The core proposal of the paper is to establish a bidirectional improvement mechanism where CP can address key challenges in OOD detection and vice versa. The research identifies several critical aspects of this integration:

  1. Threshold Selection in OOD Detection: Traditional OOD methods rely on predefined thresholds that lack robustness across various datasets and scenarios. The authors argue that conformal prediction can offer a statistically principled approach to select these thresholds by calibrating them on auxiliary datasets, thereby ensuring more reliable inferences across varying conditions.
  2. Class-Conditional P-Values: By conditioning p-values on class distributions, the paper suggests a refined methodology that enhances the discriminative power of OOD detection scores. This approach allows for more nuanced decision-making processes that are sensitive to the inherent class structures within the dataset.
  3. Utilizing OOD Scores for CP: The paper also explores the reverse integration, where sophisticated OOD scores can be leveraged as non-conformity measures within the CP framework. This integration is proposed to improve the predictive intervals and sets in CP, ensuring better statistical coverage and efficiency.

Experimental Framework

The authors propose a set of experiments, notably on the SVHN dataset, to validate their hypotheses.
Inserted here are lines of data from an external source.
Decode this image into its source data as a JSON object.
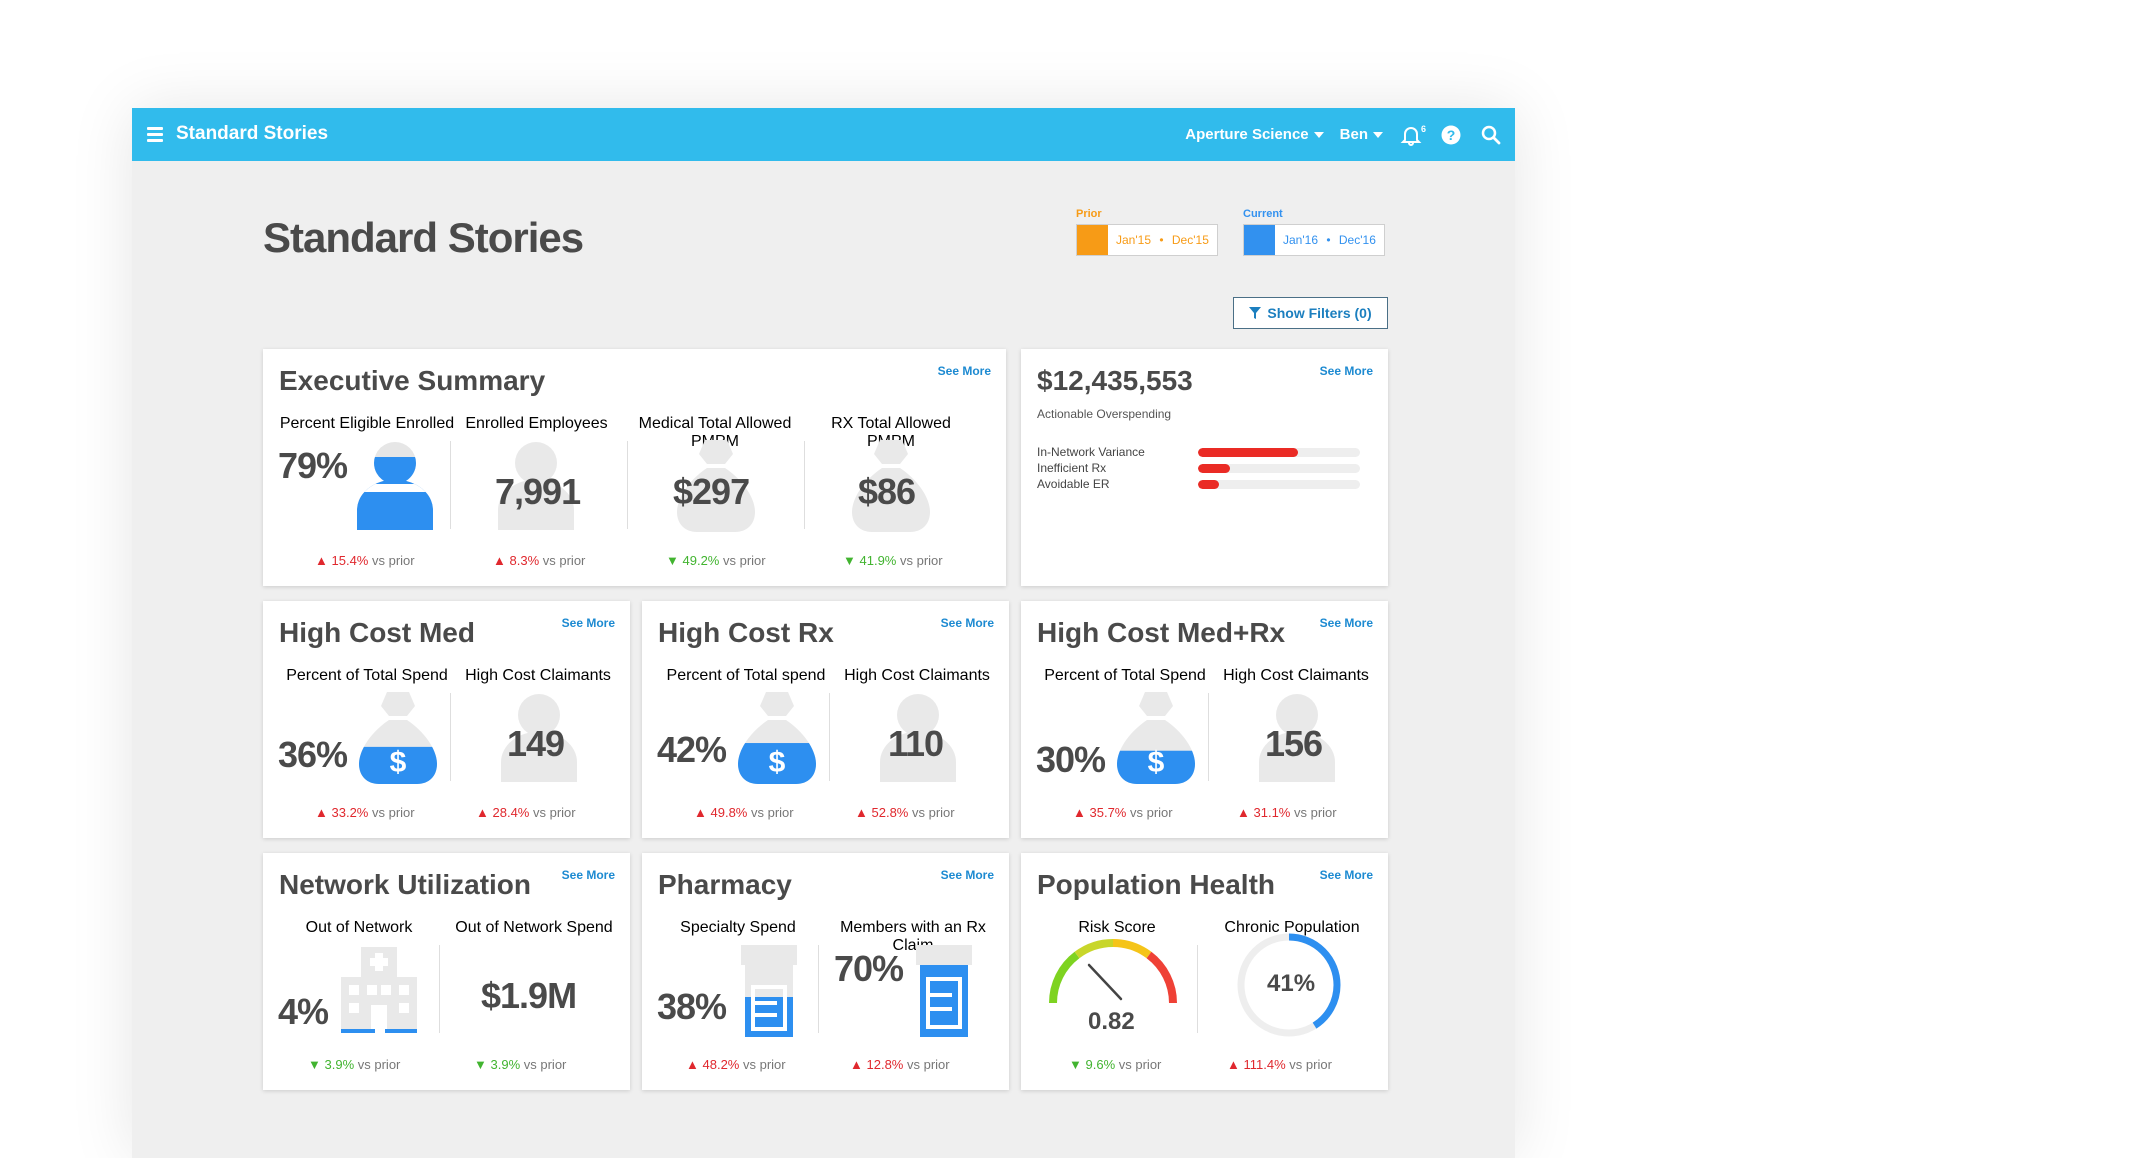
{
  "header": {
    "title": "Standard Stories",
    "org": "Aperture Science",
    "user": "Ben",
    "notif_count": "6"
  },
  "page_title": "Standard Stories",
  "periods": {
    "prior": {
      "label": "Prior",
      "start": "Jan'15",
      "end": "Dec'15",
      "color": "#f79b16"
    },
    "current": {
      "label": "Current",
      "start": "Jan'16",
      "end": "Dec'16",
      "color": "#3291ef"
    },
    "separator": "•"
  },
  "filters_label": "Show Filters (0)",
  "see_more": "See More",
  "vs_prior": "vs prior",
  "executive": {
    "title": "Executive Summary",
    "metrics": [
      {
        "label": "Percent Eligible Enrolled",
        "value": "79%",
        "delta": "15.4%",
        "dir": "up"
      },
      {
        "label": "Enrolled Employees",
        "value": "7,991",
        "delta": "8.3%",
        "dir": "up"
      },
      {
        "label": "Medical Total Allowed PMPM",
        "value": "$297",
        "delta": "49.2%",
        "dir": "down"
      },
      {
        "label": "RX Total Allowed PMPM",
        "value": "$86",
        "delta": "41.9%",
        "dir": "down"
      }
    ]
  },
  "overspending": {
    "value": "$12,435,553",
    "label": "Actionable Overspending",
    "bars": [
      {
        "label": "In-Network Variance",
        "fraction": 0.62
      },
      {
        "label": "Inefficient Rx",
        "fraction": 0.2
      },
      {
        "label": "Avoidable ER",
        "fraction": 0.13
      }
    ]
  },
  "hc_med": {
    "title": "High Cost Med",
    "m1_label": "Percent of Total Spend",
    "m1_value": "36%",
    "m1_delta": "33.2%",
    "m1_fill": 0.36,
    "m2_label": "High Cost Claimants",
    "m2_value": "149",
    "m2_delta": "28.4%"
  },
  "hc_rx": {
    "title": "High Cost Rx",
    "m1_label": "Percent of Total spend",
    "m1_value": "42%",
    "m1_delta": "49.8%",
    "m1_fill": 0.42,
    "m2_label": "High Cost Claimants",
    "m2_value": "110",
    "m2_delta": "52.8%"
  },
  "hc_medrx": {
    "title": "High Cost Med+Rx",
    "m1_label": "Percent of Total Spend",
    "m1_value": "30%",
    "m1_delta": "35.7%",
    "m1_fill": 0.3,
    "m2_label": "High Cost Claimants",
    "m2_value": "156",
    "m2_delta": "31.1%"
  },
  "network": {
    "title": "Network Utilization",
    "m1_label": "Out of Network",
    "m1_value": "4%",
    "m1_delta": "3.9%",
    "m2_label": "Out of Network Spend",
    "m2_value": "$1.9M",
    "m2_delta": "3.9%"
  },
  "pharmacy": {
    "title": "Pharmacy",
    "m1_label": "Specialty Spend",
    "m1_value": "38%",
    "m1_delta": "48.2%",
    "m2_label": "Members with an Rx Claim",
    "m2_value": "70%",
    "m2_delta": "12.8%"
  },
  "population": {
    "title": "Population Health",
    "m1_label": "Risk Score",
    "m1_value": "0.82",
    "m1_delta": "9.6%",
    "m2_label": "Chronic Population",
    "m2_value": "41%",
    "m2_delta": "111.4%",
    "m2_fraction": 0.41
  }
}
This involves training neural networks and using large calibration datasets to derive empirical thresholds and compare them against those obtained through conventional OOD procedures. The paper anticipates that CP-corrected methods will demonstrate superior performance in terms of AUROC and TPR metrics.

Implications and Challenges

The integration of CP and OOD detection methodologies holds significant potential for advancing the reliability of model predictions in machine learning. However, the paper also notes the challenges in achieving perfect conditional coverage and independence of p-values, highlighting the complexity of real-world data distributions.

Future Directions

The research opens up several avenues for future exploration:

  • Theoretical Assessment: A deeper theoretical evaluation of the assumptions underpinning CP in the context of OOD detection could offer further insights into the strengths and limitations of the proposed methods.
  • Class Conditioning Dynamics: Investigating how class-conditioned approaches scale with increasing dataset complexity and class imbalance would be valuable in understanding their practical utility.
  • Broader Applicability: Extending the framework to other domains where OOD detection is critical, such as adversarial robustness and anomaly detection, could significantly enhance the robustness and applicability of CP methodologies.

In conclusion, the paper provides a compelling case for combining conformal prediction with OOD detection strategies, aiming to bridge gaps in current machine learning practices. The proposed methodologies and experimental insights suggest a promising direction for enhancing prediction reliability in diverse application domains.